Заиграла громкая, яростная музыка, из-за бархатной занавеси выбежала толстая танцовщица и принялась вращать глазами и бедрами. В «Самарканде» почти не было народу, и она сосредоточила усилия на их троице. Если присмотреться, ей было за сорок. Трубников молчал, не желая перекрикивать музыку. Подкатился кругленький татарин, везя тележку. На подносе шипело и брызгалось мясо. Татарин стремительно разложил его по тарелкам и увез поднос.

— Видите, — невозмутимо продолжал Трубников, когда музыка смолкла и танцовщица, в последний раз дернув задом, убежала за бархат. — Вас можно поджаривать на медленном огне, и кажется, что ничего ужаснее этого быть не может. А можно вдруг при этом включить громкую веселую музыку, такую, чтобы била в уши, и это будет дополнительное страдание, которого вы не предполагали. Можно вас поливать в это время кислотой. А можно сделать так, что перед вами в это время будет танцевать ваша мать, или ваша дочь. Еще можно сделать так, чтобы ее на ваших глазах терзали крючьями, не переставая вас поджаривать. Такое было, вы же читали исторические сочинения. А можно у одного столба жечь вас, а у другого жену, тоже было. В России особенно. Видите, диапазон большой, возможностей — космос.

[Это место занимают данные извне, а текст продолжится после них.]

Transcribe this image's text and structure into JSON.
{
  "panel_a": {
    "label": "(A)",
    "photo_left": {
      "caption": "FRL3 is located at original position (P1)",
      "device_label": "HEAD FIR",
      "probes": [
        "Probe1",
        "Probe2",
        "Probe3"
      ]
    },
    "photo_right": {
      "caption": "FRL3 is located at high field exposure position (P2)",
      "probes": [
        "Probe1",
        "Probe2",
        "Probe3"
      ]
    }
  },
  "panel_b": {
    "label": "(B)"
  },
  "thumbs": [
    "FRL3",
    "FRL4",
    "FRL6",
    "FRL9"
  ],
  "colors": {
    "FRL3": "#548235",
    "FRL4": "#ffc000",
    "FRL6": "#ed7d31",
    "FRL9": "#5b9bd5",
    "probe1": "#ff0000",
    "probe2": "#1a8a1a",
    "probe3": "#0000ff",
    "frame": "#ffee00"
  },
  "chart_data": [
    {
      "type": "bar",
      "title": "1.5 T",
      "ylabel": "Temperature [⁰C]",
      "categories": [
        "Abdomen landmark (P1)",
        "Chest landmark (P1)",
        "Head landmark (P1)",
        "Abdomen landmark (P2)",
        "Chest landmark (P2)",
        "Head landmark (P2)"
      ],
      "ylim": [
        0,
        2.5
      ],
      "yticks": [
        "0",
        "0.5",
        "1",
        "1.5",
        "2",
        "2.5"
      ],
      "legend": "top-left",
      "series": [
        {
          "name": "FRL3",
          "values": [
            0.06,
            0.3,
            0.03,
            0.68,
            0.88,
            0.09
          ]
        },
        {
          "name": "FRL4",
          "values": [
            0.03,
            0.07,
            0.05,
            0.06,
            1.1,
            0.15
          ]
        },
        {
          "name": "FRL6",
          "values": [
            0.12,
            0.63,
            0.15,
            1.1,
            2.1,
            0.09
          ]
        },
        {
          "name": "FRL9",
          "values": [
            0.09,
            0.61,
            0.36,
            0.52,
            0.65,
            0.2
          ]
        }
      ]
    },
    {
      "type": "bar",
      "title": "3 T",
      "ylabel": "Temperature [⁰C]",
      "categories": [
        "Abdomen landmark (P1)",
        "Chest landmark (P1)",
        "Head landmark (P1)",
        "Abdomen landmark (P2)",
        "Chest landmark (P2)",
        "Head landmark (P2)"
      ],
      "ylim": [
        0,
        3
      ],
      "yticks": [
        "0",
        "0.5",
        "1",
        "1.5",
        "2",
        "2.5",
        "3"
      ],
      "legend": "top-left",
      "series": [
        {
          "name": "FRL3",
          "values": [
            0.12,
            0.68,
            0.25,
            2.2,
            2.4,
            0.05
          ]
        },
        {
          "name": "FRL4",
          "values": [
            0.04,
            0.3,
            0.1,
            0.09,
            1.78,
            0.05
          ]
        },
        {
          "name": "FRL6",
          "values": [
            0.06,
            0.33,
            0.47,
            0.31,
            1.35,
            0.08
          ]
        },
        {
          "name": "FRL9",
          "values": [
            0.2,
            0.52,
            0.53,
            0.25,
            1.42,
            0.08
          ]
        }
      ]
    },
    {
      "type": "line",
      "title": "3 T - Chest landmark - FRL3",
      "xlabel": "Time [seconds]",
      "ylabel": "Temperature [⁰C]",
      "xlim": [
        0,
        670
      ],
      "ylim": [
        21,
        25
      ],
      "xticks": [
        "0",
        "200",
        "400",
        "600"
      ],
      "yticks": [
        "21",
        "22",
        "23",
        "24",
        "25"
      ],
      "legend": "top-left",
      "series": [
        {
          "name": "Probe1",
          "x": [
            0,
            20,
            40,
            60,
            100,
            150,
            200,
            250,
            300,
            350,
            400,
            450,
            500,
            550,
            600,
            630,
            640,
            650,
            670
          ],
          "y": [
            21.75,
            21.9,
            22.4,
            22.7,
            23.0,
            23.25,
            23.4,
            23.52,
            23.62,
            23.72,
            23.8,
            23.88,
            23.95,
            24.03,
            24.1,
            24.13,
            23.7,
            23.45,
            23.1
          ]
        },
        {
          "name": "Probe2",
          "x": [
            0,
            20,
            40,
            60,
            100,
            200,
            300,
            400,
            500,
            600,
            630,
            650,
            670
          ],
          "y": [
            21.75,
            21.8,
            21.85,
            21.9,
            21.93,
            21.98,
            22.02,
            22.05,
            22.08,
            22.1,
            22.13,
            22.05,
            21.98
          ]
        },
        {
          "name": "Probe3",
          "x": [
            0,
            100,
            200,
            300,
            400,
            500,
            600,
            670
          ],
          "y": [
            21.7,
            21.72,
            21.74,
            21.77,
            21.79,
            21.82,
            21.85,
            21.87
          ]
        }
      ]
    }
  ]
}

У Свиридова пропал всякий аппетит. Клементьев смотрел в скатерть.

— С интересными мыслями вы живете, — сказал он наконец.

— Все с ними живут, только не все признаются. Кто об этом не думает — просто не информирован. Бывает полный паралич, с сохранением всей ясности сознания, и годами, десятилетиями. А меня часто мучают клаустрофобные сны — особенно когда простужен и задыхаюсь. Впрочем, иногда и безо всякой простуды. Снится, что положили в какую-то колоду и сжали ее обручами на железных винтах, открыть нельзя, но и умереть сразу нельзя — я буду там лежать, пока не задохнусь, а задыхаться буду долго. Регулярно такое снится.

— Это сердечное, — сказал Клементьев.

— Если бы сердечное, то хорошо. Это значило бы, что скоро. Но я еще в себе чувствую жизни лет на тридцать. Только во сне бывает такое отчаяние, наяву его как-то глушишь, — но, вероятно, оно и есть то настоящее, что рано или поздно настигнет. Рассудок-то почти всегда отказывает, вообще структура хрупкая. И когда с людьми сижу — я тоже почти всегда представляю: что с ними будет, если их пытать? С собой-то я это все время представляю, но бывает и с другими. Поэтому я точно знаю, что все эти прекрасные вещи, о которых вы говорите, — они ненадолго. Солидарность там, механизмы… Это значит, что просто прижали не до конца, человек и притерпелся. Он быстро притерпевается, человек — зверюшка адаптивная. А если наращивать, то никакой солидарности. В конце все с ума сойдут, а перед этим еще друг друга искусают. Причем они будут делать хитро — одних пытать больше, других меньше, чтобы и не возникло никакой солидарности. Вот в Ленинграде, вы говорите: в Ленинграде голод и холод действовали одинаково почти на всех. А они нам устроят такой Ленинград, что у одних голод, у других холод, у третьих отняли крышу над головой… Все будет разнообразно, не сомневайтесь. Двести человек — на них нетрудно придумать разное мучительство. У нас это любят. И никакой солидарности.